Estos siete meses han sido la época «más dura» que ha vivido en el trabajo: «No estábamos preparados para esto, nadie lo estaba. Aquí estábamos saliendo de una crisis y nos encontramos con la pandemia. Nunca creía que vería algo así», indica el supervisor, que destaca que en estos meses no han faltado manos para trabajar en la planta Covid. «Hay gente que se ha ofrecido para venir», comenta.

En la sala de descanso desayunan Silvia (enfermera), Lara (enfermera), María José (auxiliar) y Manuel (celador). Los cuatro han vivido en la F las dos olas. Estaban ahí en el peor momento de ingresos. Han visto cómo empeoraban los pacientes. Cómo había que trasladarlos a la UCI. Y alguna muerte. Por eso no entienden algunos comportamientos.

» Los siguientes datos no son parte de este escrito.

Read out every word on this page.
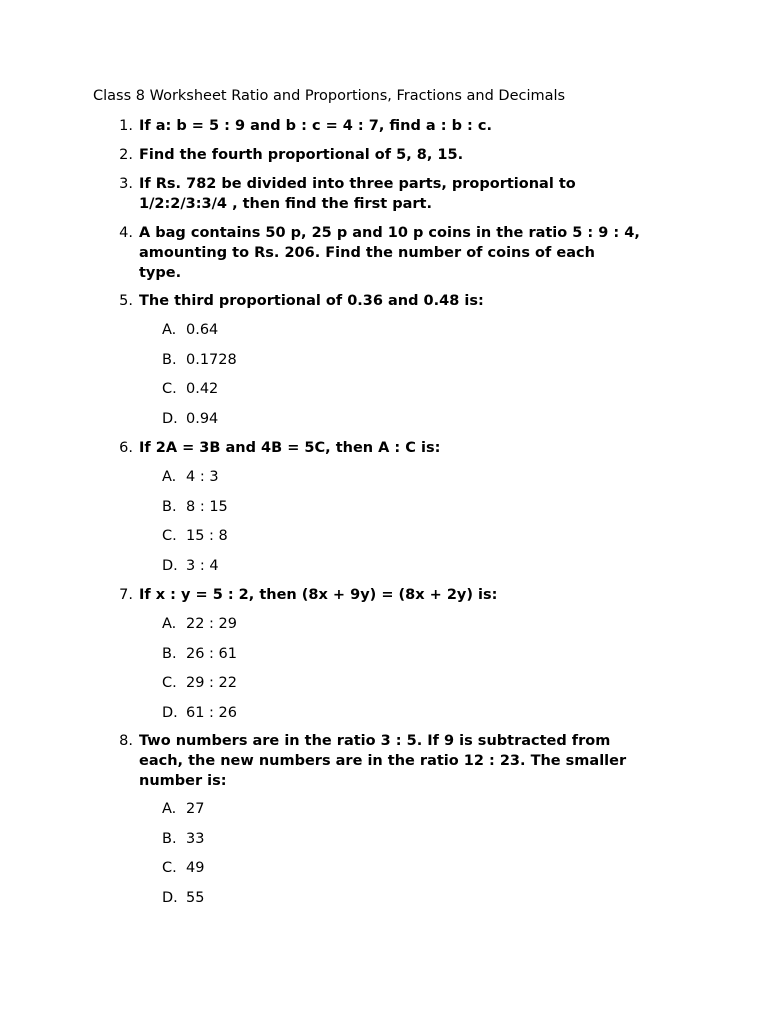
Class 8 Worksheet Ratio and Proportions, Fractions and Decimals
1. If a: b = 5 : 9 and b : c = 4 : 7, find a : b : c.
2. Find the fourth proportional of 5, 8, 15.
3. If Rs. 782 be divided into three parts, proportional to
1/2:2/3:3/4 , then find the first part.
4. A bag contains 50 p, 25 p and 10 p coins in the ratio 5 : 9 : 4,
amounting to Rs. 206. Find the number of coins of each
type.
5. The third proportional of 0.36 and 0.48 is:
A. 0.64
B. 0.1728
C. 0.42
D. 0.94
6. If 2A = 3B and 4B = 5C, then A : C is:
A. 4 : 3
B. 8 : 15
C. 15 : 8
D. 3 : 4
7. If x : y = 5 : 2, then (8x + 9y) = (8x + 2y) is:
A. 22 : 29
B. 26 : 61
C. 29 : 22
D. 61 : 26
8. Two numbers are in the ratio 3 : 5. If 9 is subtracted from
each, the new numbers are in the ratio 12 : 23. The smaller
number is:
A. 27
B. 33
C. 49
D. 55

Entre marzo y mayo Silvia se apartó de su familia para no contagiarla. Se mudó a los apartamentos para profesionales. «Al salir de allí veía grupos de gente sin mascarillas», indica. «Sientes rabia al ver algunas prácticas. Tú llevas muchos meses sin poder ir a ver a tu familia y ves cómo se comporta la gente», añade Lara. Manuel asiente y deja su desayuno para explicar cómo el fin de semana, saliendo de un restaurante, varias personas sin mascarilla y tosiendo se acercaron a sus hijos. «En la primera ola todo era nuevo, había más miedo, ahora la gente está un poco más acostumbrada», continúa María José. «No es tan complicado tener cuidado», sentencia Lara. «Aquí hemos visto abuelos ingresados que lo han pasado muy mal. Hay gente que no piensa en sus familiares», concluye Silvia.

A pesar de estar en primela línea de atención al Covid, en la F no han tenido muchos contagios entre los profesionales, indica Antonio. Abel García dio positivo cuando trabajaba en otro centro. Su caso fue leve. Se encerró en casa y, como vive solo, los servicios sociales de Santa Eulària y la policía le llevaban la compra. Sigue yendo con mucho cuidado. Se contagió en marzo, en junio le hicieron la prueba de anticuerpos y dio positiva, pero hace apenas unas semanas se la repitieron y ni rastro de los anticuerpos. «Dicen que un segundo contagio es peor», indica. En casa ha «suavizado» lo que ha vivido estos meses. A pesar de eso, casi todos los días le dicen que qué hace en la boca del lobo. No es el único al que se lo repiten. Todos normalizan el peligro. El riesgo a contagiarse. Es la única forma de poder trabajar, explican enfilando el pasillo rumbo a la salida, flanqueado de puertas cerradas y alfombras empapadas en agua y lejía tras las que descansan los pacientes.

El supervisor desmiente el mensaje del dibujo que cuelga de la puerta de entrada («Gracias, superhéroes»): «No lo somos. Sólo hacemos nuestro trabajo. Esto ha sido un aprendizaje para nosotros. No lo hemos hecho todo perfecto, habremos cometido errores, pero hemos hecho humanamente todo lo que hemos podido», comenta el supervisor, al que se le escapan las lágrimas. No son las primeras. Los héroes del Covid también lloran.